If four cells forming a rectangle across two rows, two columns, and two boxes all share only the same two candidates, the puzzle would have multiple solutions (a "deadly pattern") — which is impossible in a valid puzzle. Therefore, the candidate that breaks the pattern must be the solution.
Type 1: Three corners {A,B}, one corner {A,B,+extra} → Eliminate A,B from the extra corner. Type 2: Two corners {A,B}, two corners {A,B,C} → Eliminate C from cells seeing both type-2 corners. Types 3–6: More complex variations.
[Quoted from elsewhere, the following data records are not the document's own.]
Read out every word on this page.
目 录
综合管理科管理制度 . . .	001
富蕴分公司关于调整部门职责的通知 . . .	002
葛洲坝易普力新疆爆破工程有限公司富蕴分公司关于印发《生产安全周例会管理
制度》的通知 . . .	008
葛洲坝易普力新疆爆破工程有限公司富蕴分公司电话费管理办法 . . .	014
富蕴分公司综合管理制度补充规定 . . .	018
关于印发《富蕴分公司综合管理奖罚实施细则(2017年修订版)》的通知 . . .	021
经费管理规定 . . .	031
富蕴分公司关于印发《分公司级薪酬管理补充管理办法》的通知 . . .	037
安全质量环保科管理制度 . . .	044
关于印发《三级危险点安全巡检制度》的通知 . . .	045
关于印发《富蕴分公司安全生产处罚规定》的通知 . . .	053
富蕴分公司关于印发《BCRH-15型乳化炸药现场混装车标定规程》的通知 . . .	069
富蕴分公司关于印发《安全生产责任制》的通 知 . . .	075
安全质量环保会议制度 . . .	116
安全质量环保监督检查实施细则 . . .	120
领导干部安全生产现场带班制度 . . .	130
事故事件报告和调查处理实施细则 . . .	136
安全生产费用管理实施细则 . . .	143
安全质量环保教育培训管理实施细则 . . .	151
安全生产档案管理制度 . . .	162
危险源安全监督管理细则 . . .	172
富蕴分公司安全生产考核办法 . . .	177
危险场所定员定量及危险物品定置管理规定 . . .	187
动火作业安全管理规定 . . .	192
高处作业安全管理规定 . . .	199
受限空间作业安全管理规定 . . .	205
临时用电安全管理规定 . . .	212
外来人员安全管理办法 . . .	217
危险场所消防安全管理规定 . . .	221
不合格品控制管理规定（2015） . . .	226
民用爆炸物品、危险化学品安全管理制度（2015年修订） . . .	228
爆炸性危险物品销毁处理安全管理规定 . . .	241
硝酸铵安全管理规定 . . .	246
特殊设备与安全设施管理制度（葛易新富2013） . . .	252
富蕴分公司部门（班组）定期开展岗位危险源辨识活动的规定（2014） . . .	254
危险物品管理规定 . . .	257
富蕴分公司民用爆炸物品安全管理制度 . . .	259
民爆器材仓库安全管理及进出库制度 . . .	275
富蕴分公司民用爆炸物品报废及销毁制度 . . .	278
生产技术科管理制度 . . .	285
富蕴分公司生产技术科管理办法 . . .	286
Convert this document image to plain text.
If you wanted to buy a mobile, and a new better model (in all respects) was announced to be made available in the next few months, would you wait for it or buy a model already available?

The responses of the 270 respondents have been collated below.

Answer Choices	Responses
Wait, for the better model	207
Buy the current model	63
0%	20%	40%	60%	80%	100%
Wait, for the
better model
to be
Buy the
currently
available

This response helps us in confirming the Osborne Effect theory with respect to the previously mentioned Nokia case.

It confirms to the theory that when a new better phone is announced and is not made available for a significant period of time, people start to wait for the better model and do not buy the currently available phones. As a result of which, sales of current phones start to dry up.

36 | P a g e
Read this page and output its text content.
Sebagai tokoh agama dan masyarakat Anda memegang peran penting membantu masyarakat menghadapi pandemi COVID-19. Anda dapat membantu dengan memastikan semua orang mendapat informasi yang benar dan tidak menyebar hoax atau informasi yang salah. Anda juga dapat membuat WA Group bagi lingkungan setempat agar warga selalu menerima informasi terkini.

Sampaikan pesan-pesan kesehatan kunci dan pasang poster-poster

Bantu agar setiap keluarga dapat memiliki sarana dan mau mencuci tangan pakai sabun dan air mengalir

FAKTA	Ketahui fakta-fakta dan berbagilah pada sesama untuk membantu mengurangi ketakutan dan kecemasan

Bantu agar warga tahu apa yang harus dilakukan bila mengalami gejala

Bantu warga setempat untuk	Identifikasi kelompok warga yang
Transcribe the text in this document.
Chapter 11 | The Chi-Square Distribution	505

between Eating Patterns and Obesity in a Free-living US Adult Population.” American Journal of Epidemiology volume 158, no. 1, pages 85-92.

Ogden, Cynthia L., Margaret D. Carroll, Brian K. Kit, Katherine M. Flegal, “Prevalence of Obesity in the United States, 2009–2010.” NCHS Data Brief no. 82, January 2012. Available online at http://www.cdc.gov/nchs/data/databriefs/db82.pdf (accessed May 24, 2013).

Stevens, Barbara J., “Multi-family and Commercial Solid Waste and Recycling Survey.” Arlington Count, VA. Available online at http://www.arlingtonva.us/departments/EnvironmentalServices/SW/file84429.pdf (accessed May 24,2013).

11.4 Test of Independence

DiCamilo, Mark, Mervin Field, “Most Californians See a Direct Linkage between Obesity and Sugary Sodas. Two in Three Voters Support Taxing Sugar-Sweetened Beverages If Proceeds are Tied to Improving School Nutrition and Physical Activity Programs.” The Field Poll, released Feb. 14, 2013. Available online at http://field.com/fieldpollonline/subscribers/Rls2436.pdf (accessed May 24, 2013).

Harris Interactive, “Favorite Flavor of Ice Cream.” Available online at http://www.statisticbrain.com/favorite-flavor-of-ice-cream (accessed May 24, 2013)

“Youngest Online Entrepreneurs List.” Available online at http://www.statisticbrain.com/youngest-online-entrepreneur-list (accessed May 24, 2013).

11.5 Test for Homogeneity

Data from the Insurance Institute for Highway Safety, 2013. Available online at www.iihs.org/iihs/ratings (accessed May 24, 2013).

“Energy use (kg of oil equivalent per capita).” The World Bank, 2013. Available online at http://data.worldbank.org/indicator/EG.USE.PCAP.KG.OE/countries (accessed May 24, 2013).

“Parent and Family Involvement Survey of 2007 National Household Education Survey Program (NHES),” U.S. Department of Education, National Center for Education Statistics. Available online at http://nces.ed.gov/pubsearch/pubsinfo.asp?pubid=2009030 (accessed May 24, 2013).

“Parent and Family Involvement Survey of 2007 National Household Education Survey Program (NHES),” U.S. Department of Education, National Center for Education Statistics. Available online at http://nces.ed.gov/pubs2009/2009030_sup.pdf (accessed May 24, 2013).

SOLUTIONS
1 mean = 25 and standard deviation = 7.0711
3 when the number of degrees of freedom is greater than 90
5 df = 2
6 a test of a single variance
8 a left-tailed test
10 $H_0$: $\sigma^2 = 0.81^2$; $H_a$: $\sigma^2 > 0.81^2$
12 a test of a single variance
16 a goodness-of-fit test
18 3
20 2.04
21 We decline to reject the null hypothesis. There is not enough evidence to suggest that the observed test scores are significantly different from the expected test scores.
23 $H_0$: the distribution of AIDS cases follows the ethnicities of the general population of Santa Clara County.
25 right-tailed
| 5 | 8 | 47 | 9 | 2 | 47 | 3 | 1 | 6 |
| 6 | 9 | 1 | 3 | 8 | 5 | 7 | 4 | 2 |
| 2 | 3 | 467 | 1 | 46 | 467 | 8 | 9 | 5 |
| 3 | 1 | 9 | 6 | 5 | 2 | 4 | 7 | 8 |
| 7 | 5 | 2 | 8 | 4 | 9 | 6 | 3 | 1 |
| 4 | 6 | 8 | 7 | 3 | 1 | 2 | 5 | 9 |
| 1 | 2 | 3 | 5 | 9 | 8 | 14 | 6 | 47 |
| 9 | 7 | 47 | 2 | 6 | 479 | 5 | 8 | 3 |
| 8 | 4 | 6 | 13 | 1 | 3 | 9 | 2 | 57 |
R1C3={4,7}, R1C6={4,7}, R8C3={4,7}, R8C6={4,7,9} → Deadly pattern broken only if R8C6≠4 and R8C6≠7 → R8C6 = 9.
This 9×9 puzzle is solver-verified to require this technique on its solution path.